Arandia et al. [33] proposed a methodology to predict 15 min, hourly, and daily water demand either offline (using historical data) or online (using a real-time feed of data). Their proposal joined seasonal ARIMA (SARIMA) and data assimilation. They also used in their approach weekly seasonality and daily periodicity and concluded than their methodology showed a better performance using weekly seasonality.

Bakker et al. [34] presented a model to forecast 15 min water demand for the next two days. Their model used static calendar data in addition to six years of water demand data gathered from different areas of the Netherlands. According to this work, a frequency of 15 minutes is more suitable than 1-hour frequency when detailed optimization is needed.

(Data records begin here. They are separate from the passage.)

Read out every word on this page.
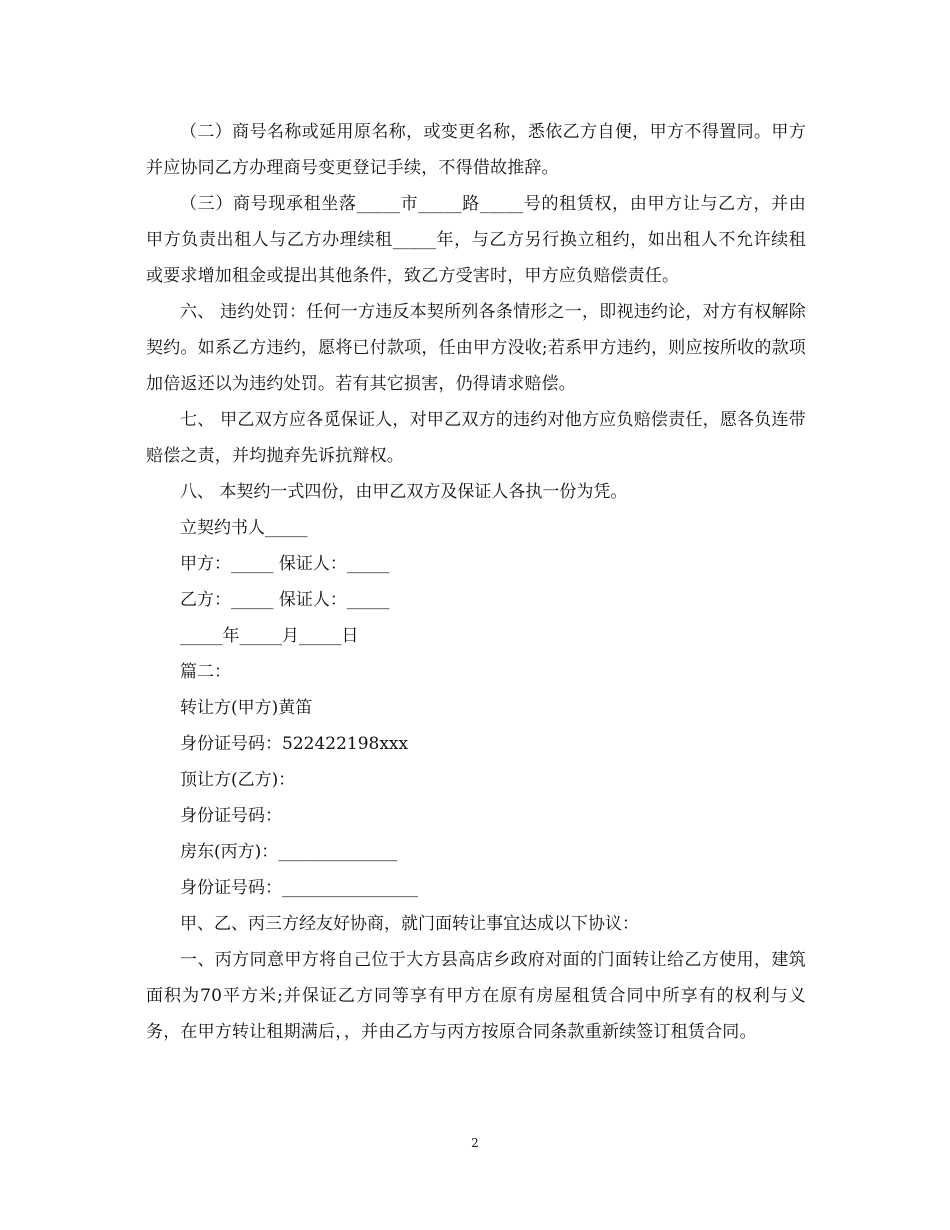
（二）商号名称或延用原名称，或变更名称，悉依乙方自便，甲方不得置同。甲方并应协同乙方办理商号变更登记手续，不得借故推辞。

（三）商号现承租坐落_____市_____路_____号的租赁权，由甲方让与乙方，并由甲方负责出租人与乙方办理续租_____年，与乙方另行换立租约，如出租人不允许续租或要求增加租金或提出其他条件，致乙方受害时，甲方应负赔偿责任。

六、 违约处罚：任何一方违反本契所列各条情形之一，即视违约论，对方有权解除契约。如系乙方违约，愿将已付款项，任由甲方没收;若系甲方违约，则应按所收的款项加倍返还以为违约处罚。若有其它损害，仍得请求赔偿。

七、 甲乙双方应各觅保证人，对甲乙双方的违约对他方应负赔偿责任，愿各负连带赔偿之责，并均抛弃先诉抗辩权。

八、 本契约一式四份，由甲乙双方及保证人各执一份为凭。

立契约书人_____

甲方：_____ 保证人：_____

乙方：_____ 保证人：_____

_____年_____月_____日

篇二：

转让方(甲方)黄笛

身份证号码：522422198xxx

顶让方(乙方)：

身份证号码：

房东(丙方)：______________

身份证号码：________________

甲、乙、丙三方经友好协商，就门面转让事宜达成以下协议：

一、丙方同意甲方将自己位于大方县高店乡政府对面的门面转让给乙方使用，建筑面积为70平方米;并保证乙方同等享有甲方在原有房屋租赁合同中所享有的权利与义务，在甲方转让租期满后，，并由乙方与丙方按原合同条款重新续签订租赁合同。

2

As we have seen, a number of approaches have been widely used for forecasting; however, as it is shown in Table 1, the frequency of these approaches is usually around 1 for each hour. Additionally, this table also shows the factors that each proposal needs to work apart from the previous water demand measurements. In most cases, the inclusion of more factors to make the forecast, such as annual calendar data or weather data, can be quite cumbersome. In turn, we propose the application of pattern similarity-based techniques proposed by Dudek [9–11] to the water demand forecasting problem. The main reason for selecting these techniques is their ability to simultaneously cope with the aforementioned difficulties: they remove the need to add weather data or to determine the annual seasonality by constructing the input and output patterns in which the series has been normalized, and at the same time, since the considered signal segments encompass a full day, the frequency of the predictions is 1440 per day.